Taken from Mars Robotics Lesson Background

Robots: Machines On the Move

The first known use of the term "robot" was by Czech playwright Karel Capek, who in 1920 wrote a play called R.U.R.: Rossum's Universal Robots. Capek used the Czech word "robot," which means "worker" or "laborer," to describe the mechanical slaves that were portrayed in his play. The first publicly-displayed robots were "Elektro" and his trusty mechanical dog, "Sparky," who were highlighted at the 1939 World's Fair Exhibition in New York City. Elektro could dance and recite a handful of words, while Sparky would happily bark alongside him. While robots were a mere curiosity in the late 1930's, they are an integral part of our daily lives today. Some robots are simple, like the automatic sprinkler system in many people's lawns. Others are more complex like the factory robots used to assemble cars or the robotic explorers NASA has sent to Mars and the rest of the solar system. Simple or complex, all robots obey the same principles and are designed using the same process.

Robots in the Real World

Unlike in science fiction, robots in the real world rarely resemble human beings. Walking, while learned naturally by every young child, is a surprisingly difficult skill. Robots, with their less-than precise sensors and motors, have a great deal more trouble mastering this task. Fortunately, robots rarely need to walk. Many robots never move from the location where they were installed!

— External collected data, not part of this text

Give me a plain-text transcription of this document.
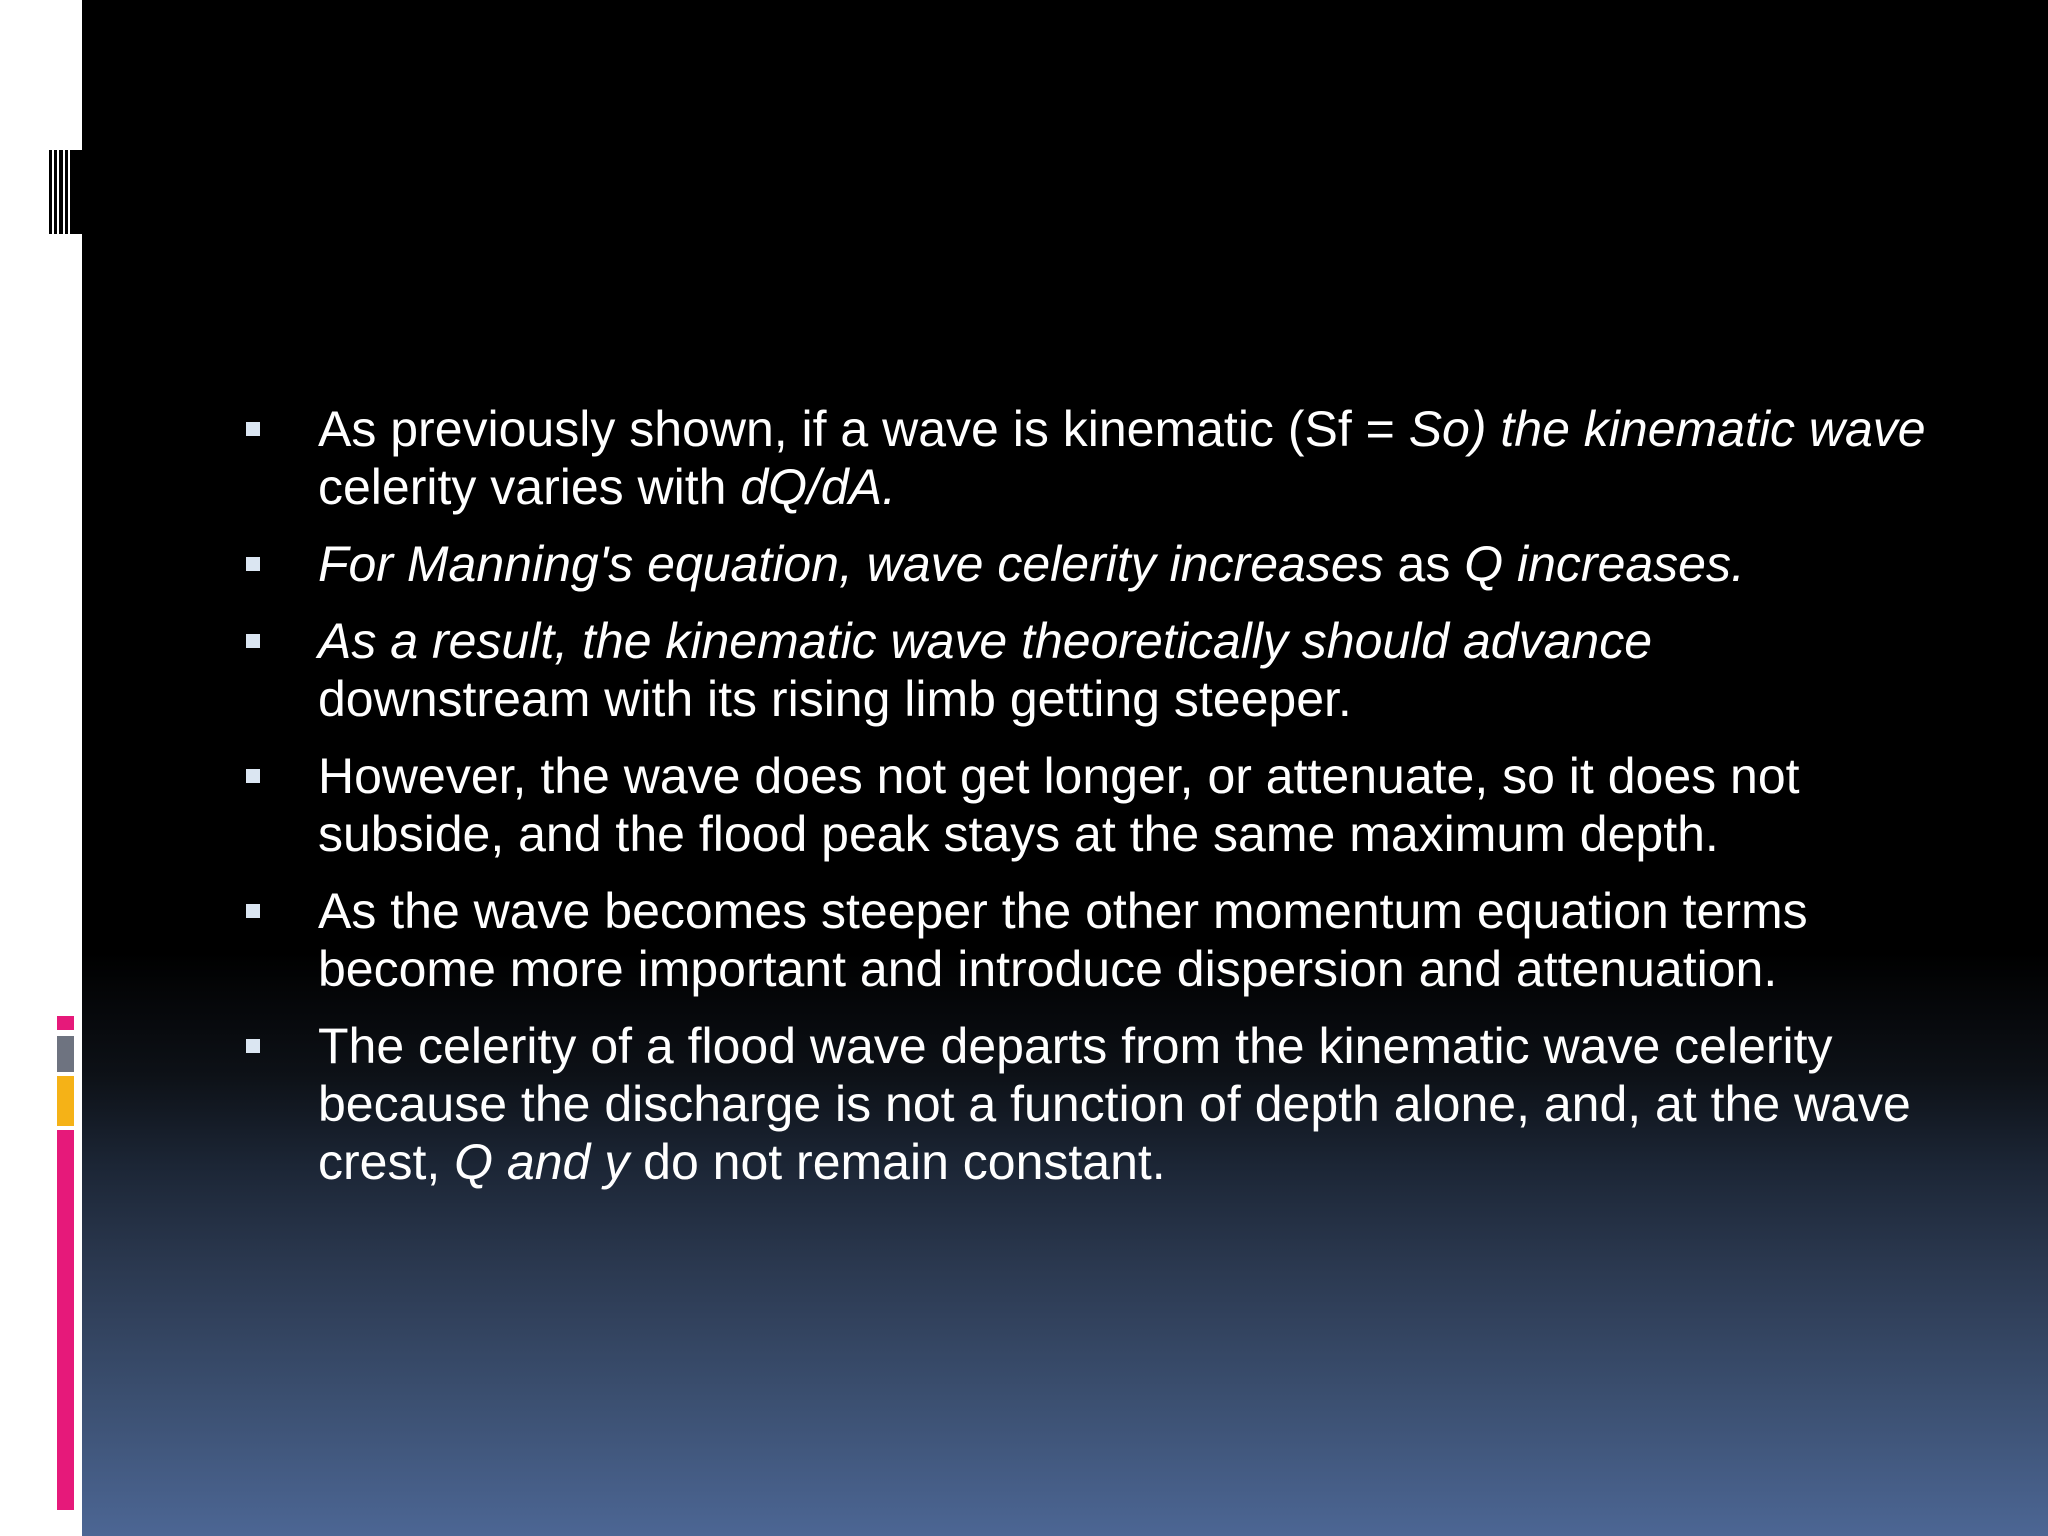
As previously shown, if a wave is kinematic (Sf = So) the kinematic wave celerity varies with dQ/dA.
For Manning's equation, wave celerity increases as Q increases.
As a result, the kinematic wave theoretically should advance downstream with its rising limb getting steeper.
However, the wave does not get longer, or attenuate, so it does not subside, and the flood peak stays at the same maximum depth.
As the wave becomes steeper the other momentum equation terms become more important and introduce dispersion and attenuation.
The celerity of a flood wave departs from the kinematic wave celerity because the discharge is not a function of depth alone, and, at the wave crest, Q and y do not remain constant.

Although research is underway to give robots artificial intelligence and "fuzzy logic" capabilities, most real robots do not have the intelligence displayed by the robots of films. In most cases, a high degree of intelligence isn't a requirement for the task the robot must perform. Once taught the steps needed to carry out the job, the robot can simply perform those steps over and over, relying on its human controllers to step in when a problem arises.

Some robots must operate in hazardous environments or in environments where humans cannot directly interact with them. In these cases, it is necessary for the robot to have much more decision-making power so that it can respond to its environment and to unforeseen circumstances. The classic examples of this case are NASA's robotic explorers to Mars and the rest of the solar system. Sending out a repair person simply isn't an option when the machine is over a 100 million km (~80 million miles) away!

Taken from Mission Possible

Robotic Exploration of the Solar System

Almost everything that we know about the Universe beyond the solar system was discovered through observations made on the Earth or in space near the Earth. However, much of what we know about the solar system has been discovered by robotic spacecraft sent to make close-up observations of the objects in our planetary system. In fact, we have learned more about the solar system in the last 50 years using robotic spacecraft than all the previous ground-based observations.

After the launch of Sputnik 1 satellite in 1957, which ushered in the Space Age, robotic spacecraft (and in the case of the Moon, human space flight) have been used to study various worlds in the solar system, with at least one spacecraft visiting each planet. In addition, robotic spacecraft have visited moons, asteroids and comets. There are spacecraft currently on their way to examine the dwarf planets Ceres and Pluto, and the spacecraft flying by Pluto may also examine at least one of the Kuiper Belt Objects, which are icy worlds beyond the orbit of Neptune discovered in the last few years. Other spacecraft missions are carrying out more detailed observations of the many different worlds in the solar system, and many more are being planned. While spacecraft are often unique in their detailed design, there are three basic types of missions: flyby, orbital or lander missions.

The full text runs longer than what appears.